Australian culture brand Broadsheet has officially gone live in London after eight weeks under soft launch.
Broadsheet London is now putting out daily content about the UK capital at Broadsheet.com/london, via newsletters and on Tiktok and Instagram.
It says it celebrates and reports on the best of London’s cultural landscape and is covering restaurant openings, museum exhibitions, new shops, theatre shows, and bar and restaurant residencies.
The title has also put out its first quarterly print edition, with 60,000 copies going into restaurants, cafes, shops, hotels, members’ clubs and co-working spaces.
The move comes some three years after Time Out closed its print edition in London. Time Out continues to provide online content about the London leisure and entertainment scene.
London is Broadsheet’s first launch outside Australia, where it started in Melbourne in 2009 before expanding into Sydney, Brisbane, Adelaide and Perth.

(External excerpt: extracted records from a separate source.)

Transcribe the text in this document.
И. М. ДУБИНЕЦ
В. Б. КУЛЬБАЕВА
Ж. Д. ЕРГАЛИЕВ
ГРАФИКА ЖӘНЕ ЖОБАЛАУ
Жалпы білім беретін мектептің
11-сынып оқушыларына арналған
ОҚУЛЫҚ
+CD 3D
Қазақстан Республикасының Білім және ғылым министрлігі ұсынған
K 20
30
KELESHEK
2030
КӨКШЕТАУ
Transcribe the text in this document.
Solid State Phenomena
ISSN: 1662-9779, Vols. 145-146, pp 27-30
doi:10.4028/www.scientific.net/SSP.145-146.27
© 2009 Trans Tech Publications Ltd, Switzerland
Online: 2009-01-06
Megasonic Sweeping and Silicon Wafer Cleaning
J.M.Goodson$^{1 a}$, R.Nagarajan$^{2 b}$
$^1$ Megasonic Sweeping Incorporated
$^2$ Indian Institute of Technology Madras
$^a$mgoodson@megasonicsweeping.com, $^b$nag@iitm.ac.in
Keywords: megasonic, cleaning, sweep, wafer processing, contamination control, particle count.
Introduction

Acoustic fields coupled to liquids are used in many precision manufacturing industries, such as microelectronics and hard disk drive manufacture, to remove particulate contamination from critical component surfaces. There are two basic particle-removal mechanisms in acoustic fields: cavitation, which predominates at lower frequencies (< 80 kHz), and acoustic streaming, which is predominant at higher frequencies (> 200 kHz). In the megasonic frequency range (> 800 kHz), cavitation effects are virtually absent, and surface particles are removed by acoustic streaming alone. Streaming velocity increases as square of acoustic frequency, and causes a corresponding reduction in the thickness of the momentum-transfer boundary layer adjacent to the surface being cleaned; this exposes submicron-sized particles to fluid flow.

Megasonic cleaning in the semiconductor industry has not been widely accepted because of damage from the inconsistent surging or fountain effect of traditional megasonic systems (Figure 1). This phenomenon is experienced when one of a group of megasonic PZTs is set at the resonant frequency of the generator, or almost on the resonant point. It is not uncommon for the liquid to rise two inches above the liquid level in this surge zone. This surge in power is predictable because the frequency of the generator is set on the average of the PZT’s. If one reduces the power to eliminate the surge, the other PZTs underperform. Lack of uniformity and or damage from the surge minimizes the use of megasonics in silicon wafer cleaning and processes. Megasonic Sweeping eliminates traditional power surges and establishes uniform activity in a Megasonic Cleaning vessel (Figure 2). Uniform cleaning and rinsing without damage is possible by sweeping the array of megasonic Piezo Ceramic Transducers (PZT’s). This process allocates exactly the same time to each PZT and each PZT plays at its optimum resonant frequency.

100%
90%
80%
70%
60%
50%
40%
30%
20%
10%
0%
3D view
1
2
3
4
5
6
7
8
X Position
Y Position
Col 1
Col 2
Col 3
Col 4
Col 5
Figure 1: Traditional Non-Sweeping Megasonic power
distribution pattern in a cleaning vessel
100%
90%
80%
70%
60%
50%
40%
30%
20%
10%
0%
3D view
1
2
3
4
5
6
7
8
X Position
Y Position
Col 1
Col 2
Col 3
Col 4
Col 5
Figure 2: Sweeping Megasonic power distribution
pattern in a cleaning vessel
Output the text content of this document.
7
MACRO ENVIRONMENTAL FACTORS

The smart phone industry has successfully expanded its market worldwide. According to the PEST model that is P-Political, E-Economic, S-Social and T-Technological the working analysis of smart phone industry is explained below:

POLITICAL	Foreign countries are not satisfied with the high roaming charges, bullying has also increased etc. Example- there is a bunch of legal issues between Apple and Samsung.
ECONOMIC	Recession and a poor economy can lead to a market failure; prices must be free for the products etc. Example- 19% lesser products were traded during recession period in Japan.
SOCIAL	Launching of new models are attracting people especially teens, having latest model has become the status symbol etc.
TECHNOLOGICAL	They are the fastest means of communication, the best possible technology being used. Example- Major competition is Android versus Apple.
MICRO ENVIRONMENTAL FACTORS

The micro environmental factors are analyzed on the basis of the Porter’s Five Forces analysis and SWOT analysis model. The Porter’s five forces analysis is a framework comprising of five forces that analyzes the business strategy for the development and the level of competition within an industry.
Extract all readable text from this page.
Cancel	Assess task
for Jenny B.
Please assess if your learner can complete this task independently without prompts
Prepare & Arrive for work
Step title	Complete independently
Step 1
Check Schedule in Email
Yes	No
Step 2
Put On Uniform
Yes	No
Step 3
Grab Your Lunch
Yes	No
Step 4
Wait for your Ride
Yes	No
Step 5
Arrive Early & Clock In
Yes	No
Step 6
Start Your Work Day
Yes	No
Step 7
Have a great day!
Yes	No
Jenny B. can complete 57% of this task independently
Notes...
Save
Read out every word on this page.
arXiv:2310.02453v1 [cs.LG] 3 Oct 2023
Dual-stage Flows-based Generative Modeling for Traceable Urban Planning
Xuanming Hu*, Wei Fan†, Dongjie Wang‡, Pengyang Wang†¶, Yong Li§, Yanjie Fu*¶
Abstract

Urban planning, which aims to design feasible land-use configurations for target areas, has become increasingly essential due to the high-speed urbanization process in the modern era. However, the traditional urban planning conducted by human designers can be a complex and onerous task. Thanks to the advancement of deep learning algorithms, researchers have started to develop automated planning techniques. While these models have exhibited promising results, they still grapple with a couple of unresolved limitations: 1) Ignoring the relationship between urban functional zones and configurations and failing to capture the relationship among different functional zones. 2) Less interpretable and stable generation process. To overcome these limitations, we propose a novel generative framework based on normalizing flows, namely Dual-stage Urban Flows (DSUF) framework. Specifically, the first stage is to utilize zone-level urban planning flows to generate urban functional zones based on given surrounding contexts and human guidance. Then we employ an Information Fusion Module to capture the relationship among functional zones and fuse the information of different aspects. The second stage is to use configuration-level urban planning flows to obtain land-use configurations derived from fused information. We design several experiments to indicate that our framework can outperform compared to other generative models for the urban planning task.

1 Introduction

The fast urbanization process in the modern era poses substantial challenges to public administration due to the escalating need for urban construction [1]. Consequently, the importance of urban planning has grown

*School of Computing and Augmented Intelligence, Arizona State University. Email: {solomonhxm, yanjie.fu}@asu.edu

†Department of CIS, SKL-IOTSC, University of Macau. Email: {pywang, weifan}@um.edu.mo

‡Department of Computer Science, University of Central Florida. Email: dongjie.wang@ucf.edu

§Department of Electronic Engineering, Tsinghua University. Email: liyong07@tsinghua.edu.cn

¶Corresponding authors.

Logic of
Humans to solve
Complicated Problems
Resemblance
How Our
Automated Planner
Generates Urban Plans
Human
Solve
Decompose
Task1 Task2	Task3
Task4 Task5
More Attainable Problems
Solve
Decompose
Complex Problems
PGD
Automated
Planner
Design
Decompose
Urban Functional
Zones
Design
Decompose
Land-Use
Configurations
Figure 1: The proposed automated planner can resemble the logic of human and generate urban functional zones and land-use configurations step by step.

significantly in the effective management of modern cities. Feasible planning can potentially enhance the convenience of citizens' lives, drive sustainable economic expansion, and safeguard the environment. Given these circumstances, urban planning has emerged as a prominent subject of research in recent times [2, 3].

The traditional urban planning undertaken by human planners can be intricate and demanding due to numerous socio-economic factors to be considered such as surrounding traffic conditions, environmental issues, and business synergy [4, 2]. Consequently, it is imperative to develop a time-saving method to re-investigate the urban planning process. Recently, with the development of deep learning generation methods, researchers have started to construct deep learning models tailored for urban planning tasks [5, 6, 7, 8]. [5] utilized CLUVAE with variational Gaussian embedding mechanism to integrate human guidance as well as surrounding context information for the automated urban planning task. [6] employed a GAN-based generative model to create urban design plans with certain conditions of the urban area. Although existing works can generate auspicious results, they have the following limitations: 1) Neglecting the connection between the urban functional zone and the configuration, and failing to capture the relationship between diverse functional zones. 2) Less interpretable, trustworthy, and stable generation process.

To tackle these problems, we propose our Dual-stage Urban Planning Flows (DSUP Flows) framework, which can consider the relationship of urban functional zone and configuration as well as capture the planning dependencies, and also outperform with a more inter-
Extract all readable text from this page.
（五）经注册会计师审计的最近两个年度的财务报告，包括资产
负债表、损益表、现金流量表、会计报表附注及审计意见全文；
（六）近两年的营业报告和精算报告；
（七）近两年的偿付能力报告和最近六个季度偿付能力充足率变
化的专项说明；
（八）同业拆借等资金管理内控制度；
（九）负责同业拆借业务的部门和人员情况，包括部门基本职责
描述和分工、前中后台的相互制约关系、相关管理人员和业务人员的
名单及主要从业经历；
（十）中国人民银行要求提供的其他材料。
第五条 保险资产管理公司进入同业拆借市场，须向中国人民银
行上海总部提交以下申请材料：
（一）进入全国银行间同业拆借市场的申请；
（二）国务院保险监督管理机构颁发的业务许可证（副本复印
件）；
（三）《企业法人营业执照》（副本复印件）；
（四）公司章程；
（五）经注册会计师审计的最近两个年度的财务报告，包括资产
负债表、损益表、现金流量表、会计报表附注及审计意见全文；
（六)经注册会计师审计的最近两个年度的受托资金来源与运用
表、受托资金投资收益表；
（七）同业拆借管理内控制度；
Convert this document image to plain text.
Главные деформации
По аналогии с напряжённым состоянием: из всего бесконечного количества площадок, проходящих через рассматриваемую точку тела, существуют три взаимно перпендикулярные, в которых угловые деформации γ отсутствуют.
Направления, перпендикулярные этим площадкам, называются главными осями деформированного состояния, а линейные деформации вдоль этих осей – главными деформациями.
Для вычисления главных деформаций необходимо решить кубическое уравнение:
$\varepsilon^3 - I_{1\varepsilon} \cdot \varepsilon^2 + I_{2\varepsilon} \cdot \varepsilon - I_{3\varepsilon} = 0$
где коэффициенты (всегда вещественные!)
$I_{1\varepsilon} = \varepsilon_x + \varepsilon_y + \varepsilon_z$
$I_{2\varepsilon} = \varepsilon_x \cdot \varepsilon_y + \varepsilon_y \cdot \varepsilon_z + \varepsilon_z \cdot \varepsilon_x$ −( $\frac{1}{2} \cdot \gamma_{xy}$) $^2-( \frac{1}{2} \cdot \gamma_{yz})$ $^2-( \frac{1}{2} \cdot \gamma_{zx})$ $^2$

The editorial team is being led by publisher and founder Nick Shelton with London editor Sonya Barber (previously acting digital editor at Conde Nast Traveller and news and events editor at Time Out Group), London commissioning editor Che-Marie Trigg (previously Sydney editor for Broadsheet) and Richard MacKichan as print editor.
The team also includes commercial director for the UK and Europe Paul Davison, previously vice president, commercial for Vice in Europe, the Middle East and Africa.

Broadsheet launched in partnership with advertisers including: Maker’s Mark, Space NK, Square, Mount Street Neighbourhood, Belazu and Sky. Advertisers in the print edition included: reMarkable, Moneybox, Tourism Australia and Papa Salt Gin.
Broadsheet has a branded content and integration studio that it said can create ad campaigns across video, social media, text content and events.
Shelton told Press Gazette this summer that although Broadsheet has paid memberships in Australia, this would not follow in London “until there’s a bit of maturity with audience volume”.
He also said the Broadsheet website prioritises reader experience over advertising volume: “Sites that are covered in ads and pop-ups make the reading experience terrible. You can make a few more bucks that way, but that’s not long-term value creation.”
Broadsheet’s competitors in London include the Standard and Time Out, various ‘what’s on’ newsletters, and the likes of The Times which launched a dedicated London newsletter and website section this summer.
But Shelton said: “Other culture publishers are strong on evergreen listings content, or it’s national newspapers doing weekend supplements. We sort of play this role in between – a focused go-to on culture. The audience, the journalism industry and the advertising industry tell us this doesn’t exist, so we’re confident.”
Broadsheet has run an advertising campaign across London with digital billboards featuring its headlines tailored to local neighbourhoods.